Central African Republic president Francois Bozize has sacked the defence minister - his son, Jean Francis - and the army chief of staff for failing to stop the rebel advance on the capital, Bangui.
Officials say Mr Bozize has taken over as Defence Minister.
The dismissal of Francis Bozize and Gen Guillaume Lapo was announced on state radio.
And now rebel forces say they are halting halted their offensive and will take part in peace talks.
The announcement from the Seleka rebels comes as the country's neighbours say they are sending in extra troops.
Gabon deployed 120 troops on Tuesday and Cameroon was expected to send a similar number.
Since the Seleka rebels began their campaign a month ago, they have taken several key towns and cities, including the diamond centre of Bria.
On Saturday, they captured Sibut city, which is about 150km from the capital, Bangui, after government forces withdrew.
It is the biggest threat President Bozize has faced since he took power in a coup in 2003.

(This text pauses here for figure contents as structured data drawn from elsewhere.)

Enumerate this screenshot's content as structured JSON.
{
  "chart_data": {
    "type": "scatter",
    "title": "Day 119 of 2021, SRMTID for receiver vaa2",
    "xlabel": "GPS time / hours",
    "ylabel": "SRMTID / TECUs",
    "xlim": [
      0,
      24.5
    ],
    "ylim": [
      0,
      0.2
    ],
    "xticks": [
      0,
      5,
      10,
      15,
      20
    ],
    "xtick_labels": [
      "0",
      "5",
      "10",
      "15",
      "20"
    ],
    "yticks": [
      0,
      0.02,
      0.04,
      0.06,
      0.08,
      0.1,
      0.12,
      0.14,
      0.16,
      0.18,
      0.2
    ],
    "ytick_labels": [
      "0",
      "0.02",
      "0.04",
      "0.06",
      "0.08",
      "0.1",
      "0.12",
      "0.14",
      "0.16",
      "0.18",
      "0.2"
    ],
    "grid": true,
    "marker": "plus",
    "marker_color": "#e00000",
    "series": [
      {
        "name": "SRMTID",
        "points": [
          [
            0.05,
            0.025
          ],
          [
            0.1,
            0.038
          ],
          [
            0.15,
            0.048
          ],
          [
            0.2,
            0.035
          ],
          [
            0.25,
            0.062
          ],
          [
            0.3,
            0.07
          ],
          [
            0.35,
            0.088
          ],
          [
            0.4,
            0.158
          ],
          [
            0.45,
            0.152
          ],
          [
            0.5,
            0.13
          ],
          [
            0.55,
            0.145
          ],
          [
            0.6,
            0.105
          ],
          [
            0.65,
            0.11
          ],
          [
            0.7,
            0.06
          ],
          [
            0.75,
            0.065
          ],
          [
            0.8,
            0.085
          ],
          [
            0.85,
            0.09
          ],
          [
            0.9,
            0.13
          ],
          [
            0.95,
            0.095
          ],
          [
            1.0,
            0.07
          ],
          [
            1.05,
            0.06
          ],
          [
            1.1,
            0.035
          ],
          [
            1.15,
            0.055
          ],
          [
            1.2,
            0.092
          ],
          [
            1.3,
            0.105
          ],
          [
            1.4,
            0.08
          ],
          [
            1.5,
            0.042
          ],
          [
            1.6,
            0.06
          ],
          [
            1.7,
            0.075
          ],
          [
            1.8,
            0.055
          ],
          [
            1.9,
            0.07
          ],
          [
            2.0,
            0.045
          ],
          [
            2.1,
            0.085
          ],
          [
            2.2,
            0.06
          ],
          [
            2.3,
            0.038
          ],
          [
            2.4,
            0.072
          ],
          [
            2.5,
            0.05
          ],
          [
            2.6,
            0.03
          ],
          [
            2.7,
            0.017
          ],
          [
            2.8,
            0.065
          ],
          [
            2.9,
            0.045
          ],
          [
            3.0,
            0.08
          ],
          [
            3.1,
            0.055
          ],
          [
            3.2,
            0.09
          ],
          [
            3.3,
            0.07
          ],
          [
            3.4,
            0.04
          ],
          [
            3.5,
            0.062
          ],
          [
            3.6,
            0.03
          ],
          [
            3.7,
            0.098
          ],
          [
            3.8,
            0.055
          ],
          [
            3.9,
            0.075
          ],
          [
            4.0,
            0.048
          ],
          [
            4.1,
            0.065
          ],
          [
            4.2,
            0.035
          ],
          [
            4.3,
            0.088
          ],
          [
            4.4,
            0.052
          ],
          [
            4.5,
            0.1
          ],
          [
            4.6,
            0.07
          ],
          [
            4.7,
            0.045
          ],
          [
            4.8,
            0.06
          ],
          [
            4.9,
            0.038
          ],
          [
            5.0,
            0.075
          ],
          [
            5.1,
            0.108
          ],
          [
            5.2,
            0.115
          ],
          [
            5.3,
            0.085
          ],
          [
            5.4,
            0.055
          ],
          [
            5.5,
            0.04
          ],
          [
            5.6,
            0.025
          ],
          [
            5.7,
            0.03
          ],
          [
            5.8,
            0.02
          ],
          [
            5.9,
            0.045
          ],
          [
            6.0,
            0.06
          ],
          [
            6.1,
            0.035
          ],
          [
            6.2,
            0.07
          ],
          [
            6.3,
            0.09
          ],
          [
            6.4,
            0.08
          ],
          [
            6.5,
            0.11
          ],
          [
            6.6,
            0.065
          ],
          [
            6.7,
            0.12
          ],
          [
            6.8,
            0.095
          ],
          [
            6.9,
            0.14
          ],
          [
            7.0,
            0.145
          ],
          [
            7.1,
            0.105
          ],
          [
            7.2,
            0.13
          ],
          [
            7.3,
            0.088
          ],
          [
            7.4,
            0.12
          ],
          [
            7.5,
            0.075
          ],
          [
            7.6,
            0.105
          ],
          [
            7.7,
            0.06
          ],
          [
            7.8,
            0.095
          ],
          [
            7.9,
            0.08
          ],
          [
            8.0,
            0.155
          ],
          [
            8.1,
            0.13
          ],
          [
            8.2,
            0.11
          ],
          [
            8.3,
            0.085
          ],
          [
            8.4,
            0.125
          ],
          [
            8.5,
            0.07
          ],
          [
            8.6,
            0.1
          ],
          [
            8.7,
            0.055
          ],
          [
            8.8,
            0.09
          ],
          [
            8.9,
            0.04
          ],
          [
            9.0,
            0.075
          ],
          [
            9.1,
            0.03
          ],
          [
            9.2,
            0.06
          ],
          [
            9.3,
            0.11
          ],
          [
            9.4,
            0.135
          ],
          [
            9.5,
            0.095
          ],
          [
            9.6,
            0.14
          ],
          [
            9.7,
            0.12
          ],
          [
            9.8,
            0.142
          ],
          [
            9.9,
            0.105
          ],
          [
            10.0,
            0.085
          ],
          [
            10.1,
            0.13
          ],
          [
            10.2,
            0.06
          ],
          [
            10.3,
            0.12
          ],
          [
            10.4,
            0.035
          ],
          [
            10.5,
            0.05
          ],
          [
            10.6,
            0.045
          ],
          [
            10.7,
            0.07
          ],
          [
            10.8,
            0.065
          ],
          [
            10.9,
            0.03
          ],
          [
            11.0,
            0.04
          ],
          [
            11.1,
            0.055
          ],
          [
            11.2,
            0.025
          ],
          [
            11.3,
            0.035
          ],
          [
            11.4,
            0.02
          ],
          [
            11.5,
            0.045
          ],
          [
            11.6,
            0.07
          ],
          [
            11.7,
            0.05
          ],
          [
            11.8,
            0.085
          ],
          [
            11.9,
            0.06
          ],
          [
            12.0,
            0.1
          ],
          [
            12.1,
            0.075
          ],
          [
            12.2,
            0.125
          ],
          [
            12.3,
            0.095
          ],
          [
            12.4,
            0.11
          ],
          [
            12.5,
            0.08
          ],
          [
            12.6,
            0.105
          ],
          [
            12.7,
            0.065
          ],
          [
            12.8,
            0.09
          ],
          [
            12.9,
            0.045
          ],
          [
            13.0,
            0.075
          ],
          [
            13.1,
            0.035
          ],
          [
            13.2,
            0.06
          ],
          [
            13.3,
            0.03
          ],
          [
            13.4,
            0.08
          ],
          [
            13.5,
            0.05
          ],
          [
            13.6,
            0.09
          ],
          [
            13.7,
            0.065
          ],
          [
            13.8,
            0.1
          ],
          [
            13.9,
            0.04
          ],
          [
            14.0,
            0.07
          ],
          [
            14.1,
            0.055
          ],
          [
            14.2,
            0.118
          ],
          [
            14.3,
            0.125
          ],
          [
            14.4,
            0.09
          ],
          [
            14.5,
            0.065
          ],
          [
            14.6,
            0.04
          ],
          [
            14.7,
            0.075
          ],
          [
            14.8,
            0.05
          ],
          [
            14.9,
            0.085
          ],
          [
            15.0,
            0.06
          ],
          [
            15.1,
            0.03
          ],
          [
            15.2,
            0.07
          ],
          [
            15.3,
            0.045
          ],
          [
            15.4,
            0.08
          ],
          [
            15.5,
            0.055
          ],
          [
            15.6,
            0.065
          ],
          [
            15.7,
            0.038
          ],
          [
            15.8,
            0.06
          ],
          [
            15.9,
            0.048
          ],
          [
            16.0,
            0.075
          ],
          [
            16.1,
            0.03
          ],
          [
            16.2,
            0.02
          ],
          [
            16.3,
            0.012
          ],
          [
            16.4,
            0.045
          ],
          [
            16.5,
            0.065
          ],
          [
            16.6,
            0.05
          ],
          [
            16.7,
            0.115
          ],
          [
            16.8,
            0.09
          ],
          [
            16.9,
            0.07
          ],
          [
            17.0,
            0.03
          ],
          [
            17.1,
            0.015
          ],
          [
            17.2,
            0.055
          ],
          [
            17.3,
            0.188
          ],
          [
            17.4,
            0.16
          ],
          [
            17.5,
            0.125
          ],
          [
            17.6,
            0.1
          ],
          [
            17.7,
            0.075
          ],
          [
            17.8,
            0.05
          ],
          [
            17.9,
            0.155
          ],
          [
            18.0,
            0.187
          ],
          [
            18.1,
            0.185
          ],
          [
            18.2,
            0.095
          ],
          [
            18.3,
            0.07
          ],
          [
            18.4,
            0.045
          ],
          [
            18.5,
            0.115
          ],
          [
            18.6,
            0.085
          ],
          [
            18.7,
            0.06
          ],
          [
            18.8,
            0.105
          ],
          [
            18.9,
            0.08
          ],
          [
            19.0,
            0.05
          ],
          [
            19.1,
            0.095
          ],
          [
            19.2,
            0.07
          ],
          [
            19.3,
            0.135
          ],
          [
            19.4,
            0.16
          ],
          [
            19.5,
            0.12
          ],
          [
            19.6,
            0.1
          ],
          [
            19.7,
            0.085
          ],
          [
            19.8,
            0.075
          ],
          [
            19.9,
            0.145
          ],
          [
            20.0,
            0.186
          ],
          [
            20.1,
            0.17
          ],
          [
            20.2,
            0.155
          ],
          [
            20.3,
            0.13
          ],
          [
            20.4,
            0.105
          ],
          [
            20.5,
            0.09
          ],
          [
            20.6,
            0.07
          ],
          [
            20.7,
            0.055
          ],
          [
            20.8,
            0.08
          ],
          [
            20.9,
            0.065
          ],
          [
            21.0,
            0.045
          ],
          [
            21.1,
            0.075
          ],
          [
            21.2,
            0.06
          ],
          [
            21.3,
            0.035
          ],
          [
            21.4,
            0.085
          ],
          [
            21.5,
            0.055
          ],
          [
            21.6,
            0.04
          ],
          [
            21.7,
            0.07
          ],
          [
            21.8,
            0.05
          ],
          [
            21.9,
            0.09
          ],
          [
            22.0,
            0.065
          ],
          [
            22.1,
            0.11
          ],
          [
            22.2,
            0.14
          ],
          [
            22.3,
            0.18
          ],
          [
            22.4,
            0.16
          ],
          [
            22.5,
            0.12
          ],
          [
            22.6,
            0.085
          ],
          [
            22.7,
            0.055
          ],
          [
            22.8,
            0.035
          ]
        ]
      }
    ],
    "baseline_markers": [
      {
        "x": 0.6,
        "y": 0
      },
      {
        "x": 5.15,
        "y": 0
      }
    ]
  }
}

Both the US and France, the former colonial power, have rejected a plea by the Government for help to defeat the rebels.
However, neighbouring states agreed to bolster the Central African Multinational Force (Fomac), which was deployed to the CAR in 2008 to help end years of unrest.
Speaking to BBC Afrique before news of his dismissal, Francis Bozize said Fomac troops had been deployed to Damara, 75km from the capital.
Fomac commander General Jean-Felix Akaga warned the rebels against any attempt to take Damara, the last strategic town between them and Bangui, AFP news agency reports.
"We will not give up Damara," he was quoted as saying.
Damara resident Bertin Andjipassera told Reuters newsagency that people have been fleeing their homes.
"Everybody in Damara has gone into the bush, even our wives, our children are in the bush... The hospitals are not working.... There's nothing, just suffering."
Francis Bozize said 120 Gabonese soldiers had arrived in the CAR on Tuesday to bolster the regional force.
A similar number of troops from Cameroon were expected on Wednesday, and they would be followed by a contingent from Congo-Brazzaville, he added.
BBC West Africa correspondent Thomas Fessy says the rebels' capacity to take on these reinforcements is not known and the regional military build-up may well have worked as a deterrent.
Seleka spokesman Eric Massi told journalists the rebels had been ordered to halt their advance.
"I have asked our forces not to move their positions starting today because we want to enter talks in [Gabon's capital] Libreville for a political solution," he told Reuters on Wednesday.
"I am in discussion with our partners to come up with proposals to end the crisis, but one solution could be a political transition that excludes [President] Bozize."